I'm a M30 and my GF is a F27 ans we've been together for 3 years. Recently we just had an argument concerning activities and events to do together.

I brought up how I would love to dress up and go to Anime/Comic Conventions and Ren Fair. That dressing up is part of the fun of the event and its really cool to see other people's costume and she immediately told me that was a huge ick. She stated that grown men shouldnt be dressing up in costumes walking around at these events and how she would be uncomfortable walking next to/being with me at these events if I dressed up cause I would be embarrassing.

I expressed how that hurt me that she would feel embarrassed by me and that at RenFair and Conventions its the norm for people to dress up. Its not the embarrassing thing, its the fun thing to be fully immersed and engaged in the event. She shot back with, "Yeah every girl who goes to Ren Fair dresses like some barmaid whore and I judge them for it. Also men shouldnt dress up or be in tights cause thats cringe". Even when I told her she didnt have to dress up, she can just come with me and that everyone doesnt dress as "barmaids or in tights", we can still enjoy it togther and I can just dress up alone. She retorted with, "Yeah but I'm still gonna judge all the girls who are whores there and you would want to where something with tights so it would put me off".

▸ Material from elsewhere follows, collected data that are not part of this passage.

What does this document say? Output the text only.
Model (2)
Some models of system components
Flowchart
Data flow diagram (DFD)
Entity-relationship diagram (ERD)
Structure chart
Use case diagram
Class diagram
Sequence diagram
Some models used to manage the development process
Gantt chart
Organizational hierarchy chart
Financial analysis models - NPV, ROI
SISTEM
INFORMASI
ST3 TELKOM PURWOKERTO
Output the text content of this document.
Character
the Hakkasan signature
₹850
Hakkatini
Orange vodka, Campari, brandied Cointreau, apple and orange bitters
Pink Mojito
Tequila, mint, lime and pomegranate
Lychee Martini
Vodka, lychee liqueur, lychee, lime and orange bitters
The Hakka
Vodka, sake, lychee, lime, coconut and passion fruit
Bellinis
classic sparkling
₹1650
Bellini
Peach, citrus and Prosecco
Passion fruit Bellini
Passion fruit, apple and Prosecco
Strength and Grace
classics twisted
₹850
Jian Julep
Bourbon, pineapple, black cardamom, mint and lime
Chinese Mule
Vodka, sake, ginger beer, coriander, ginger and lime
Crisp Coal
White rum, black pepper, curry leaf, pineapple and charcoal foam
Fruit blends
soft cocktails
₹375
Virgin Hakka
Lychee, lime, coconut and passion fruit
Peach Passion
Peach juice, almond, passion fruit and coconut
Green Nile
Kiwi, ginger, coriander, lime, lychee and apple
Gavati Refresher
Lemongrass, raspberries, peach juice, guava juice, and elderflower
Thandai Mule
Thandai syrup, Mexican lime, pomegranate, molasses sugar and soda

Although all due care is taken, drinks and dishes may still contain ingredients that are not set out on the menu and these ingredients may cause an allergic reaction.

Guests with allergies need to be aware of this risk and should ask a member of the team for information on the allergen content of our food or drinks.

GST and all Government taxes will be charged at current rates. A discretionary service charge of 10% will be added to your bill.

This lead to her explaining that she judges people harshly when she sees them and as such, if she dressed up or was around me when I dressed up, she assumes everyone is judging her. I told her it doesnt matter, cause I wouldnt judge her. That I would think shes actually really cool and fun for dressing up and just engaging. That even if she didnt dress up and she's was with me, I'd still think she was awesome for doing so. That the only person who's opinion I care about is hers because shes my partner and I love her so other random people's "Silent judgement" in their heads dont effect me cause all that matters us and our enjoyment. She said that thinking of mine was illogical and made zero sense. That I couldnt judge someone and not judge her the same way and that "loving her" wasnt enough to justify a positive opinion of her while having a different one of other people. I then compromised and said that I could just not dress up and we can go. I let her know that while I'd enjoy them better dressing up, I am fine not dressing up if she will ve more comfortable being with me there but she responded that is also not the answer cause it upsets her I am not going to the event how I want to.

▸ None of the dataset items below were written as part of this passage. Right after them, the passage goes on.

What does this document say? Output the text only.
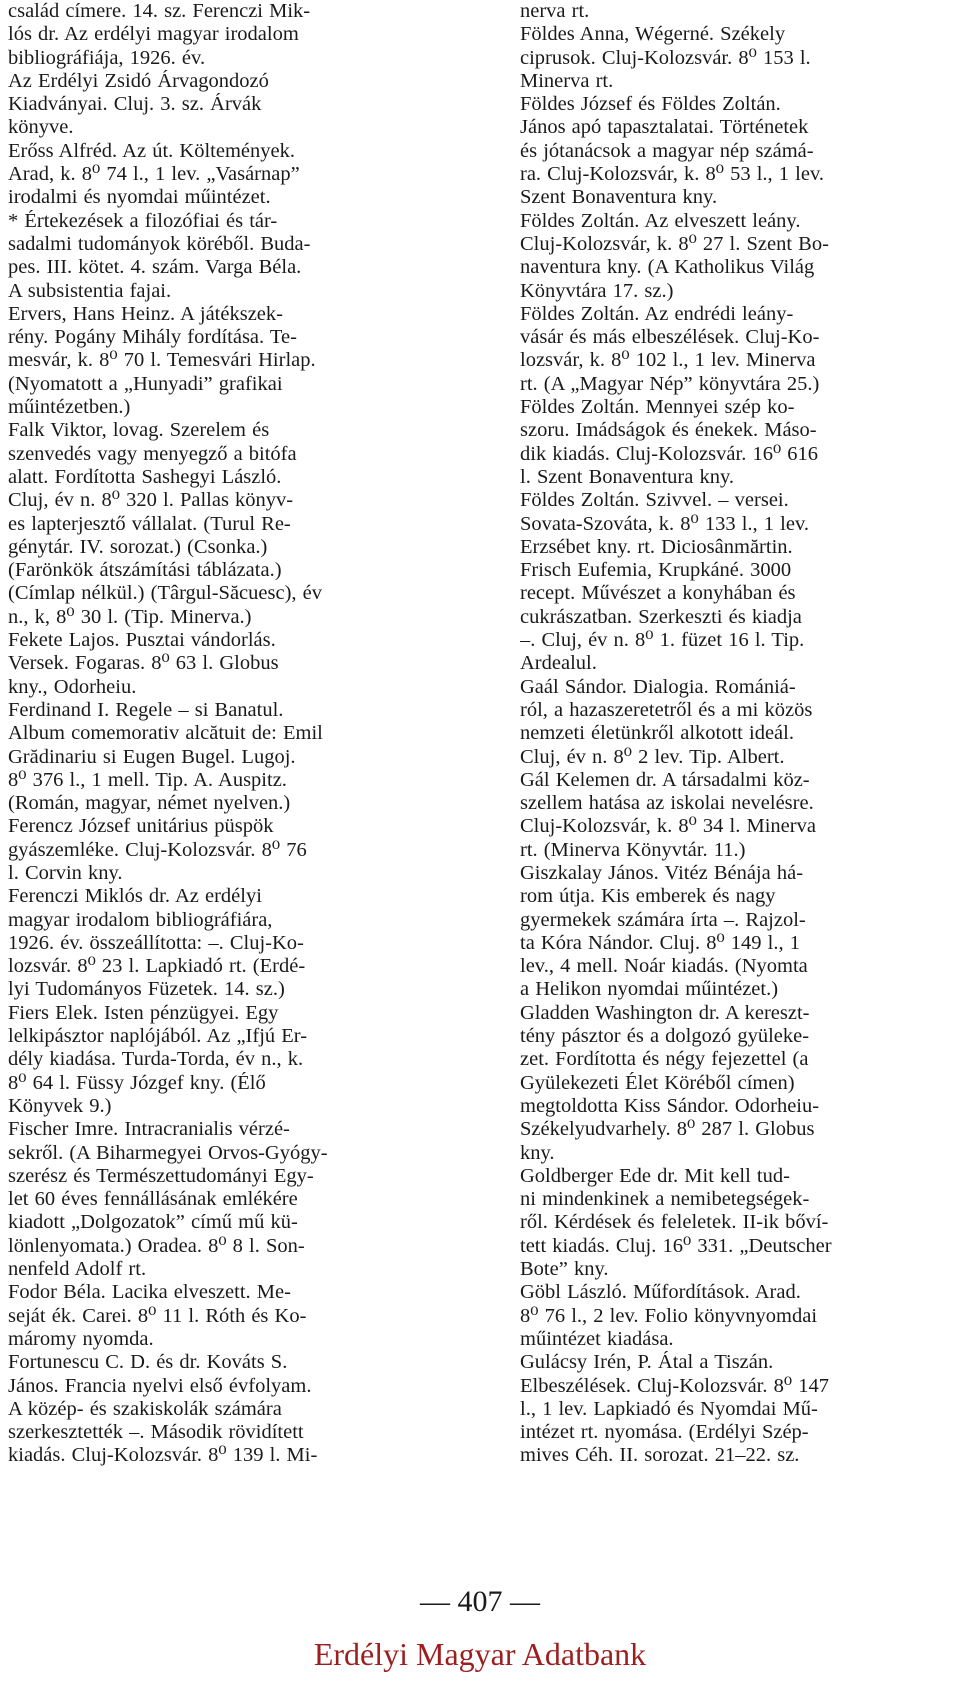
család címere. 14. sz. Ferenczi Mik-
lós dr. Az erdélyi magyar irodalom
bibliográfiája, 1926. év.
Az Erdélyi Zsidó Árvagondozó
Kiadványai. Cluj. 3. sz. Árvák
könyve.
Erőss Alfréd. Az út. Költemények.
Arad, k. 8⁰ 74 l., 1 lev. „Vasárnap”
irodalmi és nyomdai műintézet.
* Értekezések a filozófiai és tár-
sadalmi tudományok köréből. Buda-
pes. III. kötet. 4. szám. Varga Béla.
A subsistentia fajai.
Ervers, Hans Heinz. A játékszek-
rény. Pogány Mihály fordítása. Te-
mesvár, k. 8⁰ 70 l. Temesvári Hirlap.
(Nyomatott a „Hunyadi” grafikai
műintézetben.)
Falk Viktor, lovag. Szerelem és
szenvedés vagy menyegző a bitófa
alatt. Fordította Sashegyi László.
Cluj, év n. 8⁰ 320 l. Pallas könyv-
es lapterjesztő vállalat. (Turul Re-
génytár. IV. sorozat.) (Csonka.)
(Farönkök átszámítási táblázata.)
(Címlap nélkül.) (Târgul-Săcuesc), év
n., k, 8⁰ 30 l. (Tip. Minerva.)
Fekete Lajos. Pusztai vándorlás.
Versek. Fogaras. 8⁰ 63 l. Globus
kny., Odorheiu.
Ferdinand I. Regele – si Banatul.
Album comemorativ alcătuit de: Emil
Grădinariu si Eugen Bugel. Lugoj.
8⁰ 376 l., 1 mell. Tip. A. Auspitz.
(Román, magyar, német nyelven.)
Ferencz József unitárius püspök
gyászemléke. Cluj-Kolozsvár. 8⁰ 76
l. Corvin kny.
Ferenczi Miklós dr. Az erdélyi
magyar irodalom bibliográfiára,
1926. év. összeállította: –. Cluj-Ko-
lozsvár. 8⁰ 23 l. Lapkiadó rt. (Erdé-
lyi Tudományos Füzetek. 14. sz.)
Fiers Elek. Isten pénzügyei. Egy
lelkipásztor naplójából. Az „Ifjú Er-
dély kiadása. Turda-Torda, év n., k.
8⁰ 64 l. Füssy Józgef kny. (Élő
Könyvek 9.)
Fischer Imre. Intracranialis vérzé-
sekről. (A Biharmegyei Orvos-Gyógy-
szerész és Természettudományi Egy-
let 60 éves fennállásának emlékére
kiadott „Dolgozatok” című mű kü-
lönlenyomata.) Oradea. 8⁰ 8 l. Son-
nenfeld Adolf rt.
Fodor Béla. Lacika elveszett. Me-
seját ék. Carei. 8⁰ 11 l. Róth és Ko-
máromy nyomda.
Fortunescu C. D. és dr. Kováts S.
János. Francia nyelvi első évfolyam.
A közép- és szakiskolák számára
szerkesztették –. Második rövidített
kiadás. Cluj-Kolozsvár. 8⁰ 139 l. Mi-
nerva rt.
Földes Anna, Wégerné. Székely
ciprusok. Cluj-Kolozsvár. 8⁰ 153 l.
Minerva rt.
Földes József és Földes Zoltán.
János apó tapasztalatai. Történetek
és jótanácsok a magyar nép számá-
ra. Cluj-Kolozsvár, k. 8⁰ 53 l., 1 lev.
Szent Bonaventura kny.
Földes Zoltán. Az elveszett leány.
Cluj-Kolozsvár, k. 8⁰ 27 l. Szent Bo-
naventura kny. (A Katholikus Világ
Könyvtára 17. sz.)
Földes Zoltán. Az endrédi leány-
vásár és más elbeszélések. Cluj-Ko-
lozsvár, k. 8⁰ 102 l., 1 lev. Minerva
rt. (A „Magyar Nép” könyvtára 25.)
Földes Zoltán. Mennyei szép ko-
szoru. Imádságok és énekek. Máso-
dik kiadás. Cluj-Kolozsvár. 16⁰ 616
l. Szent Bonaventura kny.
Földes Zoltán. Szivvel. – versei.
Sovata-Szováta, k. 8⁰ 133 l., 1 lev.
Erzsébet kny. rt. Diciosânmărtin.
Frisch Eufemia, Krupkáné. 3000
recept. Művészet a konyhában és
cukrászatban. Szerkeszti és kiadja
–. Cluj, év n. 8⁰ 1. füzet 16 l. Tip.
Ardealul.
Gaál Sándor. Dialogia. Romániá-
ról, a hazaszeretetről és a mi közös
nemzeti életünkről alkotott ideál.
Cluj, év n. 8⁰ 2 lev. Tip. Albert.
Gál Kelemen dr. A társadalmi köz-
szellem hatása az iskolai nevelésre.
Cluj-Kolozsvár, k. 8⁰ 34 l. Minerva
rt. (Minerva Könyvtár. 11.)
Giszkalay János. Vitéz Bénája há-
rom útja. Kis emberek és nagy
gyermekek számára írta –. Rajzol-
ta Kóra Nándor. Cluj. 8⁰ 149 l., 1
lev., 4 mell. Noár kiadás. (Nyomta
a Helikon nyomdai műintézet.)
Gladden Washington dr. A kereszt-
tény pásztor és a dolgozó gyüleke-
zet. Fordította és négy fejezettel (a
Gyülekezeti Élet Köréből címen)
megtoldotta Kiss Sándor. Odorheiu-
Székelyudvarhely. 8⁰ 287 l. Globus
kny.
Goldberger Ede dr. Mit kell tud-
ni mindenkinek a nemibetegségek-
ről. Kérdések és feleletek. II-ik bőví-
tett kiadás. Cluj. 16⁰ 331. „Deutscher
Bote” kny.
Göbl László. Műfordítások. Arad.
8⁰ 76 l., 2 lev. Folio könyvnyomdai
műintézet kiadása.
Gulácsy Irén, P. Átal a Tiszán.
Elbeszélések. Cluj-Kolozsvár. 8⁰ 147
l., 1 lev. Lapkiadó és Nyomdai Mű-
intézet rt. nyomása. (Erdélyi Szép-
mives Céh. II. sorozat. 21–22. sz.
— 407 —
Erdélyi Magyar Adatbank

So I'm at a loss. I dont know what to do. Shes embarrassed of me wanting to do these events and dress up because she is very judgmental but there is no solution. I cant go alone cause that would upset her and when I suggest she dont dress up, that wouldnt negate her emotions being next to me, and me changing how I attend the event only upsets her cause I am compromising. I'm hurt shes embarrassed of me and upset that she doesnt think my love for her to not feel judged or prevent her from judging others. It feels like she's upset I do not view people the same as she does, I am not embarrassed by these things, and she's upset I don't agree with/have her mindset. I just don't know what to do or how to process this.